Rybak: That's not really what I hear when I go door-to-door. I hear folks grateful for the work of the thousands, literally, of employees from the city, who were hands-on in that. But more important, I hear people recognizing that north Minneapolis healed itself. There was a lot of help from the outside, but this community led its recovery. And that was huge because this isn't always a simple place to do business.
It's a complicated place, and this complicated place came together and said 'We as a community are going to create a vision.' And we supported with an enormous amount of help, but we followed in the right way, [with] a strong community [that] has a government supporting it. And that has been a breakthrough for this area. We didn't go away before. We're not going away in the future. But the good news is that we've come a long way.
Crann: That [Penn Avenue North and West Broadway Avenue] business node needs some development, something has to happen there. After your State of the City speech, what evidence are we going to see, a couple years out, that something is happening there?
Rybak: That's a good intersection because when I went there in 2005, the Capri Theater was really in shambles. Today, it's an incredible place. A couple blocks away is a cluster of housing that was the place of a very notorious murder that's now a great neighborhood. That kind of focus, including bringing the school district's 600 jobs to that street, is now going to be seen at Penn and Broadway.

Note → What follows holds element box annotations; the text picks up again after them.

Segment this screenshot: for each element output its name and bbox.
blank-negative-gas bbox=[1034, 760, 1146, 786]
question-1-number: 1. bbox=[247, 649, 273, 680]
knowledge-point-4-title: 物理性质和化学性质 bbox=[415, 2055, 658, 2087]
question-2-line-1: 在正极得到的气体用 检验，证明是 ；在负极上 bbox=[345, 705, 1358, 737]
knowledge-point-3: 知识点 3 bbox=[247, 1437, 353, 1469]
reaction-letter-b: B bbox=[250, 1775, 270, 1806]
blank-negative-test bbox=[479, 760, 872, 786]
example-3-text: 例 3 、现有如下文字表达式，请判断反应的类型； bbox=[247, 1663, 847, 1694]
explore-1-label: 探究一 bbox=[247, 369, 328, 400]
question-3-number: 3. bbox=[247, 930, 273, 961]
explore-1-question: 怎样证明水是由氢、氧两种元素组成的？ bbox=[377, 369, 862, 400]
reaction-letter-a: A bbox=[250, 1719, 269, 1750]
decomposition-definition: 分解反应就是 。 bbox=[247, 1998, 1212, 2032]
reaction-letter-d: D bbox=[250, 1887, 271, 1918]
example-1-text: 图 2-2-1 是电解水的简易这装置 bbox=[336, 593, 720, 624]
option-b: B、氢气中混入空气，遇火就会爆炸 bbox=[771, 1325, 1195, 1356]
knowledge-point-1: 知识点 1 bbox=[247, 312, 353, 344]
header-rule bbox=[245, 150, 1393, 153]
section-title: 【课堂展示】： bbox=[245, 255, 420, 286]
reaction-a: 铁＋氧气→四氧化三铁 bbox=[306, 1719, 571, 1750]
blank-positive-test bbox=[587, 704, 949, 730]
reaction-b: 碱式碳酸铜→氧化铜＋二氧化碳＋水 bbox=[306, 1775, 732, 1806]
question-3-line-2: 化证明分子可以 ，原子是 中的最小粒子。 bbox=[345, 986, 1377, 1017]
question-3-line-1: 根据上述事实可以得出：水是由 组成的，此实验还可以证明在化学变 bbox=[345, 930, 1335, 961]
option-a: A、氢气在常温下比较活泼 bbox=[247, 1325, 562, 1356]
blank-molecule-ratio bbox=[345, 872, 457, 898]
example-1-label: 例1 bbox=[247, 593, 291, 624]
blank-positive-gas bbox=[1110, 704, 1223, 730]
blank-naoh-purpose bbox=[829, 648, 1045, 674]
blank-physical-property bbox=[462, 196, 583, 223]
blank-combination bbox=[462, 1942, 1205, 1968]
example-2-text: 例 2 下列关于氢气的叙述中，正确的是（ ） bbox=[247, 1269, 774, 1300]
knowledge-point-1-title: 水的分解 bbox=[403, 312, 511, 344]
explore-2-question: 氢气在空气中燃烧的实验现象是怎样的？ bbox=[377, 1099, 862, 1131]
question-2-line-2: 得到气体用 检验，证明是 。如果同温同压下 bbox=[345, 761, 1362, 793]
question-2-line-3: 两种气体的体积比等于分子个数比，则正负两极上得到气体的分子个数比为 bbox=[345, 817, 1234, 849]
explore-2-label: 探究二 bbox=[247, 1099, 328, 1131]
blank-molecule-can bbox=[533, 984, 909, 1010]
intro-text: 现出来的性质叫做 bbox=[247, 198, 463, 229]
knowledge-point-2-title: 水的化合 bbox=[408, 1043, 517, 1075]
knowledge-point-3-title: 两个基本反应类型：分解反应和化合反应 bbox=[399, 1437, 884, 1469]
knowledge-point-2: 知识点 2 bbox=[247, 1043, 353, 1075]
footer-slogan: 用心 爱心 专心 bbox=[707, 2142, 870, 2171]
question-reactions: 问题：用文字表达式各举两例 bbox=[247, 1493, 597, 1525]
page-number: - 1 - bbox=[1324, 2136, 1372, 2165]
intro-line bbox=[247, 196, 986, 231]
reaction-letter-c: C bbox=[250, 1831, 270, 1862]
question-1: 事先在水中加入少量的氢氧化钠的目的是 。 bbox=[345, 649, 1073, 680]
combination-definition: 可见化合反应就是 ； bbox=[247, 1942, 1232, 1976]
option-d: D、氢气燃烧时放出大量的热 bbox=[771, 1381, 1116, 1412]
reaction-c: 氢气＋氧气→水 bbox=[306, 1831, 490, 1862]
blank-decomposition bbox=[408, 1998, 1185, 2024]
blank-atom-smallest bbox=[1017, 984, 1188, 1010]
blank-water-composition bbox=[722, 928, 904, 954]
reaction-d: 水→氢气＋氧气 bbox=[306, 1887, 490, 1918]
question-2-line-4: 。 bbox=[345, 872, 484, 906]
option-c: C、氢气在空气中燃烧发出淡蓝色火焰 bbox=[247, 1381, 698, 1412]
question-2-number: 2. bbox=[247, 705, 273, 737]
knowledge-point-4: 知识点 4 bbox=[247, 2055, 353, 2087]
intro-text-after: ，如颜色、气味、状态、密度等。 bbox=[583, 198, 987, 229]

The stores that were lost there are now going to rebuild across the street as part of a housing initiative. We're hoping to widen Penn in partnership with the county and really make it a grand boulevard that can tie parts of this community together.
There are going to be a series of other investments including, we've now partnered with the Dayton administration to do a five-year plan to do 100 green homes, 25 a year for the next five years. We're relocating our employment and training center, possibly to that one intersection you talked about, which can be tied in with the thousands of jobs that we've focused on in employment and training programs.
There's a lot of programmatic work that's being done, but we also have to recognize that a lot of this work is about healing early. The Northside Achievement Zone has been a real breakthrough, and one of the great pieces of news this year is that that effort led by Sondra Samuels about intervening early got a huge federal grant.
That's the kind of success we've seen. And I think that over the past decade, what we've seen in north Minneapolis is that there's always been lots of people who want to help. The people who all want to help are getting together to help in a single direction a little better. But that direction isn't coming from the top, that's coming from a community that's understanding that it has much more capacity than it ever thought before.
Crann: What has been the most difficult part for you and for the city of this recovery process?
Rybak: The biggest challenge is that there's a lot of complicated housing situations here. If this went through an area that had a higher level of home ownership, where there was a higher level of insurance coverage, where there was more predictable employment, a lot of things would have been different. The most complicated homes for us to deal with are in the hands of renters with problem landlords that may not be evident.
Crann: What does the city do about that?
Rybak: Massive amounts of door knocking...You just can't give up. It's not as simple as other places, but that's exactly why we're here.
This interview was transcribed and edited by MPR News reporter Jon Collins.